PARIS (Reuters) – Le Premier ministre, Jean-Marc Ayrault, a reconnu mardi que la ministre de la Justice et lui-même avaient été informés du placement sur écoutes de Nicolas Sarkozy, sans en connaître le contenu, ce qui contredit les dires de Christiane Taubira.
L’UMP demande à François Hollande de « s’expliquer devant les Français » sur une « affaire d’Etat qui s’apparente à un véritable espionnage politique ».
Le chef de l’Etat, dans une lettre au président de l’Union syndicale de la magistrature (USM), Christophe Régnard, déclare qu’il ne lui appartient pas « en vertu du principe de la séparation des pouvoirs, de [s]‘immiscer d’une quelconque manière dans une affaire judiciaire en cours ».
Tant le bâtonnier de Paris, qui proteste contre ces écoutes, que le président de l’USM, qui soutient les magistrats instructeurs, en avaient appelé au chef de l’Etat dans cette affaire. François Hollande se dit seulement prêt à les recevoir.

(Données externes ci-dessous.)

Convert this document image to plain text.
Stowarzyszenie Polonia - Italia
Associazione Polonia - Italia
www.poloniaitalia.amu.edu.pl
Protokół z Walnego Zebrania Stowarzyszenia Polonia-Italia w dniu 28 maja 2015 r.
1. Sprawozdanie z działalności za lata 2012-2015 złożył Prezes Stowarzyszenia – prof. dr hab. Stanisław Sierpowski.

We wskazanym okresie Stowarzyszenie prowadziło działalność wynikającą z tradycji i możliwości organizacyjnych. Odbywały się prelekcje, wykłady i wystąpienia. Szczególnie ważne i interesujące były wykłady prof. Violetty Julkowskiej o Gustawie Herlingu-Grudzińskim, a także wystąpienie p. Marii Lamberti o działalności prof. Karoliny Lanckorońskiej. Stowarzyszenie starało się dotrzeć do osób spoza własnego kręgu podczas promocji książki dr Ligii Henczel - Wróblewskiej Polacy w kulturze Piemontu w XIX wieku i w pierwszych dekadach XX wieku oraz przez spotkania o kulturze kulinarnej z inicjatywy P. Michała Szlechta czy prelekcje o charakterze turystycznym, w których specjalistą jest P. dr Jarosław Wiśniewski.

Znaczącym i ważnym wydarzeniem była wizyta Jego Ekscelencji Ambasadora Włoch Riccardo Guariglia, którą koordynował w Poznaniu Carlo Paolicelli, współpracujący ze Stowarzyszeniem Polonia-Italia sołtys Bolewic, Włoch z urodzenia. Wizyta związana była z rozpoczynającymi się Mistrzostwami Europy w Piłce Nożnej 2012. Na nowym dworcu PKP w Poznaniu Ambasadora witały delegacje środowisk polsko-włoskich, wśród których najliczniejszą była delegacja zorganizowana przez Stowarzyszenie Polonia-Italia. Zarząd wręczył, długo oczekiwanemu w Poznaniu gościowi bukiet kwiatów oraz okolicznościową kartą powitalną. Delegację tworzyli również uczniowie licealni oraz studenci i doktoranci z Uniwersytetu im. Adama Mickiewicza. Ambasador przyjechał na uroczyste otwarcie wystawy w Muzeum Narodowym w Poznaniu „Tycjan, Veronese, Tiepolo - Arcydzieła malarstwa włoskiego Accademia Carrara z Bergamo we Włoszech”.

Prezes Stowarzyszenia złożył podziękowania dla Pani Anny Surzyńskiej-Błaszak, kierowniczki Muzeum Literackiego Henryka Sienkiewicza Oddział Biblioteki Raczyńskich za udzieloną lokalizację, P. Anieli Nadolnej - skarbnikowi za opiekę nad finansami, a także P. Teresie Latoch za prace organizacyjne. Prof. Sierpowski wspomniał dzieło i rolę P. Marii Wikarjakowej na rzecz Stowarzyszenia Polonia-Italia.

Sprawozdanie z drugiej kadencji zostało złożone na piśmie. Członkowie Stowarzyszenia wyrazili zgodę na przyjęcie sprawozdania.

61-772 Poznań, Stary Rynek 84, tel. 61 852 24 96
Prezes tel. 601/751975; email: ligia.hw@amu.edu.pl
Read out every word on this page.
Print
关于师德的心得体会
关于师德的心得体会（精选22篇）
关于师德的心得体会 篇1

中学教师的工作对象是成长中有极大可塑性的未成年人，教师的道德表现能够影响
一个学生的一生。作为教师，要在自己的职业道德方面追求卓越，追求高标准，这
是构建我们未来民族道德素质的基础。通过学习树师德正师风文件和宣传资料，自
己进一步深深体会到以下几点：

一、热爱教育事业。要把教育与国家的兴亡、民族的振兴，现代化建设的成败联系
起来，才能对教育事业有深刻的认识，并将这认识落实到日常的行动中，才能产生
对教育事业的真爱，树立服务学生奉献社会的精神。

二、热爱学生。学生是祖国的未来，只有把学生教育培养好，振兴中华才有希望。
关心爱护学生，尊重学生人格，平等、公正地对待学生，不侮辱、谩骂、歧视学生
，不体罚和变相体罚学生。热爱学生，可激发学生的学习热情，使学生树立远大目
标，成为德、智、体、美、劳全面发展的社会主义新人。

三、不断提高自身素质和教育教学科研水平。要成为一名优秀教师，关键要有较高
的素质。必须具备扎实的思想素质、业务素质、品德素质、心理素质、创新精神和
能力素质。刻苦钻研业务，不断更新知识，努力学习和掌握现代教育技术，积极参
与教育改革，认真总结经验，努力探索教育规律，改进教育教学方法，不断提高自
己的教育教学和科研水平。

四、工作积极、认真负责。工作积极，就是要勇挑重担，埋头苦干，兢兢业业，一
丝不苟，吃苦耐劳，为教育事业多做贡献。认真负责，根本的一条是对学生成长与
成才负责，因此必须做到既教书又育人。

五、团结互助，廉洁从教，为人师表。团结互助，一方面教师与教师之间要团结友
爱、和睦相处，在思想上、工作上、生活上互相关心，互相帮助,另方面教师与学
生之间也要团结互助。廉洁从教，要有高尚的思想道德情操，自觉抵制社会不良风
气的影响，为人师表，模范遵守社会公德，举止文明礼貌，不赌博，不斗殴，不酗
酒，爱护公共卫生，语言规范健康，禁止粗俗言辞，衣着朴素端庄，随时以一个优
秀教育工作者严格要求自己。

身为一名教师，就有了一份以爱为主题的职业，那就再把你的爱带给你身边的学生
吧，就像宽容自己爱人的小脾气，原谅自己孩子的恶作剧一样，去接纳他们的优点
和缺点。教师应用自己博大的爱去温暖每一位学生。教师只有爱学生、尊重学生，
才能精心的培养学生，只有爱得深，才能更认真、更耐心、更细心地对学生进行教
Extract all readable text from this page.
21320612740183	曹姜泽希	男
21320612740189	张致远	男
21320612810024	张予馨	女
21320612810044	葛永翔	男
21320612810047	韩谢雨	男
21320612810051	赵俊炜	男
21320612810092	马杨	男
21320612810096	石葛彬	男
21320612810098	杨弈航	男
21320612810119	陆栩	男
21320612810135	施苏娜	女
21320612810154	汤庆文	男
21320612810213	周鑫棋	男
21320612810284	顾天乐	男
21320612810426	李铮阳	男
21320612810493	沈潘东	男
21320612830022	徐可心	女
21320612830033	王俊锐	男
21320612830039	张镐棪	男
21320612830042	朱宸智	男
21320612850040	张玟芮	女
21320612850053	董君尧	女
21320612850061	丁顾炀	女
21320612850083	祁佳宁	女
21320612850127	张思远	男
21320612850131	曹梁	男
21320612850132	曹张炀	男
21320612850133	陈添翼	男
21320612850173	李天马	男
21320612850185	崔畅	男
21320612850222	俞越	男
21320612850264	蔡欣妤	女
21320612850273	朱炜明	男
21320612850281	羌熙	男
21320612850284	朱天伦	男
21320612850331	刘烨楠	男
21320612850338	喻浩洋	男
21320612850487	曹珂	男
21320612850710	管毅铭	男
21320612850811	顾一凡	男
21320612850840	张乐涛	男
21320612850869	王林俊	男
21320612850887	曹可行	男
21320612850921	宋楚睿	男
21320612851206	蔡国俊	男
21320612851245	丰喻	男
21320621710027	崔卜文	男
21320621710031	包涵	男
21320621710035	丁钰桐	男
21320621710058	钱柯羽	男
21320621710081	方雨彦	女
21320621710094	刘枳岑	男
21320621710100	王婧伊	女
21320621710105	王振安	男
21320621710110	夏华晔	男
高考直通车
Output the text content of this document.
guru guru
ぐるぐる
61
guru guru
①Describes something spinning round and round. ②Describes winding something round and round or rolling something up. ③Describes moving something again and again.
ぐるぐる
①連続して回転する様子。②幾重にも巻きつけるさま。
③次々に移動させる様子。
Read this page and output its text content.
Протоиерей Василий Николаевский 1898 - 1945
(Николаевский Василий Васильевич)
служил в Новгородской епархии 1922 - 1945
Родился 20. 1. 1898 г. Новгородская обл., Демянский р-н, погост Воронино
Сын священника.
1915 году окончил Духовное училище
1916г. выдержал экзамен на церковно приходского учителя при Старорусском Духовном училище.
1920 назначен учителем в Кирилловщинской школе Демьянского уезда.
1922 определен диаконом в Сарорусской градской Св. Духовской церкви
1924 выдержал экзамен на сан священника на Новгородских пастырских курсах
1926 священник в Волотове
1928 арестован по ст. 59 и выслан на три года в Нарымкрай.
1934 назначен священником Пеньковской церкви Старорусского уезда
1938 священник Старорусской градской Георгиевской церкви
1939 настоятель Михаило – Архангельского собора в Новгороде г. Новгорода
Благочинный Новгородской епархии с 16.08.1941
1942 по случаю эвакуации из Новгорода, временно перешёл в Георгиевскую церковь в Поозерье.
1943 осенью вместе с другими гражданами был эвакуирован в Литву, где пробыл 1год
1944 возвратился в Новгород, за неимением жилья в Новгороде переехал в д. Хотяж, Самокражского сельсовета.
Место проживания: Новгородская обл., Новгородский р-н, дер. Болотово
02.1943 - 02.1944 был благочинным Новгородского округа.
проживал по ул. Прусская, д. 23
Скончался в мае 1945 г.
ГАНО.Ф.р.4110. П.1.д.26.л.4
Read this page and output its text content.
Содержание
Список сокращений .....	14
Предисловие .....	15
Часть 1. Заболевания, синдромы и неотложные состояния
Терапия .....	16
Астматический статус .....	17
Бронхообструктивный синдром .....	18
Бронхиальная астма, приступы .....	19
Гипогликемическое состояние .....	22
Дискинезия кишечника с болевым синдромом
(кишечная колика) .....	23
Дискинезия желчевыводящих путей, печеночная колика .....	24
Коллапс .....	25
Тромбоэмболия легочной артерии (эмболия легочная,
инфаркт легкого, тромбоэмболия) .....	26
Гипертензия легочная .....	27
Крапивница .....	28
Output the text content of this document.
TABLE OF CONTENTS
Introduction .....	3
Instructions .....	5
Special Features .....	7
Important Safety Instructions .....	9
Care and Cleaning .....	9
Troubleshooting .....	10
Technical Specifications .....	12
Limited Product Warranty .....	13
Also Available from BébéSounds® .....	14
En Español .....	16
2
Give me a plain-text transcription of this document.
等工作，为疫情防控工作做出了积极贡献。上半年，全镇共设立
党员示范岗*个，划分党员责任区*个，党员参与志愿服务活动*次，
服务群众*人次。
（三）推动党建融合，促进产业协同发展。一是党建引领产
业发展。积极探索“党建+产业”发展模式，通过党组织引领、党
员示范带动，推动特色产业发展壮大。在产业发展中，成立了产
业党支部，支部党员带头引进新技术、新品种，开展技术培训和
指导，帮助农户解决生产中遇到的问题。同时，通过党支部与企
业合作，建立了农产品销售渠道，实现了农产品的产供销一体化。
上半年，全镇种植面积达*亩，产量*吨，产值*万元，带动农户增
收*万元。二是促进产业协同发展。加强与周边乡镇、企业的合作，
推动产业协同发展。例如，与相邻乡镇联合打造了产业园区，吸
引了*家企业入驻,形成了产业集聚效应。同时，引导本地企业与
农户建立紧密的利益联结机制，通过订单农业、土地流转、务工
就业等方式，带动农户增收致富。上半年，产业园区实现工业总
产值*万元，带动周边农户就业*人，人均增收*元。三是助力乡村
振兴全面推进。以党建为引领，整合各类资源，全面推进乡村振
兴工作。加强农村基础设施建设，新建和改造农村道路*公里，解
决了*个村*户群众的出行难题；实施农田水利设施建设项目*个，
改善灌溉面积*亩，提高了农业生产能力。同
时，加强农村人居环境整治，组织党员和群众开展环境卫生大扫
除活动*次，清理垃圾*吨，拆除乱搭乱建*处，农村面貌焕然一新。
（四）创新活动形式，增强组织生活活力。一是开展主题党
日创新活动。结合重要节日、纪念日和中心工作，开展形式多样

Le Premier ministre avait auparavant démenti toute « immixtion » de l’exécutif dans l’instruction contre Nicolas Sarkozy, sans convaincre la droite, qui dénonce une entreprise de déstabilisation à 15 jours des municipales.
Il a toutefois reconnu mardi soir au journal de 20 heures de France 2 que lui-même et la ministre de la Justice avaient été informés du placement sur écoutes de l’ancien président et de son avocat Me Thierry Herzog à l’ouverture, le 26 février, par le parquet général d’une instruction judiciaire pour « trafic d’influence et violation du secret de l’instruction ».
Le chef du gouvernement a souligné que ni lui ni Christiane Taubira, qui a affirmé lundi sur France Info et TF1 ne pas avoir été au courant des écoutes avant un article du Monde de vendredi dernier, n’étaient informés de leur contenu.
Selon Le Canard enchaîné, à paraître mercredi, le parquet général a transmis le 26 février une synthèse des écoutes à la ministre de la Justice.
« CE N’EST PAS COMME AVANT »
« La garde des Sceaux a reçu une information, que j’ai eue moi-même ensuite, qu’il y avait une nouvelle information judiciaire qui avait été ouverte sur des faits extrêmement graves. C’est à cette occasion qu’on l’a appris » (le placement sur écoutes), a expliqué Jean-Marc Ayrault.
Lundi soir, sur TF1, Christiane Taubira avait déclaré : « Je n’avais pas l’information avant » les révélations du Monde le 7 mars sur la mise sur écoutes de Nicolas Sarkozy.
La ministre de la Justice a diffusé fin janvier une circulaire aux parquets précisant les remontées d’information en fonction de la gravité des faits et de la personnalité de leurs auteurs ou victimes.
Jugeant l’affaire d’une « grande gravité », le chef de file des députés UMP Christian Jacob avait demandé à Jean-Marc Ayrault de convoquer le Parlement actuellement en congés pour s’expliquer.
L’ex-Premier ministre UMP François Fillon a réclamé pour sa part une commission d’enquête parlementaire. « C’est la seule manière de sortir de la confrontation des positions », a-t-il dit à des journalistes.
Ces demandes ont été rejetées par le Premier ministre.
« Demander au Parlement de s’occuper des affaires de justice mais dans quelle République sommes-nous ? », a-t-il déclaré à la sortie d’une réunion du groupe socialiste à l’Assemblée.
« Les comportements ont changé et certains s’imaginent que c’est comme avant. Ce n’est pas comme avant, ce n’est plus comme du temps de Nicolas Sarkozy », a-t-il ajouté, en reprenant le leitmotiv de l’ensemble des dirigeants socialistes.
Bruno Le Roux, le président du groupe PS à l’Assemblée nationale, a rappelé que le Parlement ne pouvait pas enquêter quand des faits sont instruits par la justice.
« On voit bien qu’il s’agit d’une manoeuvre de diversion. Comment pourrait-on faire une commission d’enquête à l’Assemblée, a fortiori une réunion même du Parlement, sur ce qui est une enquête de justice ? », a-t-il dit à Reuters.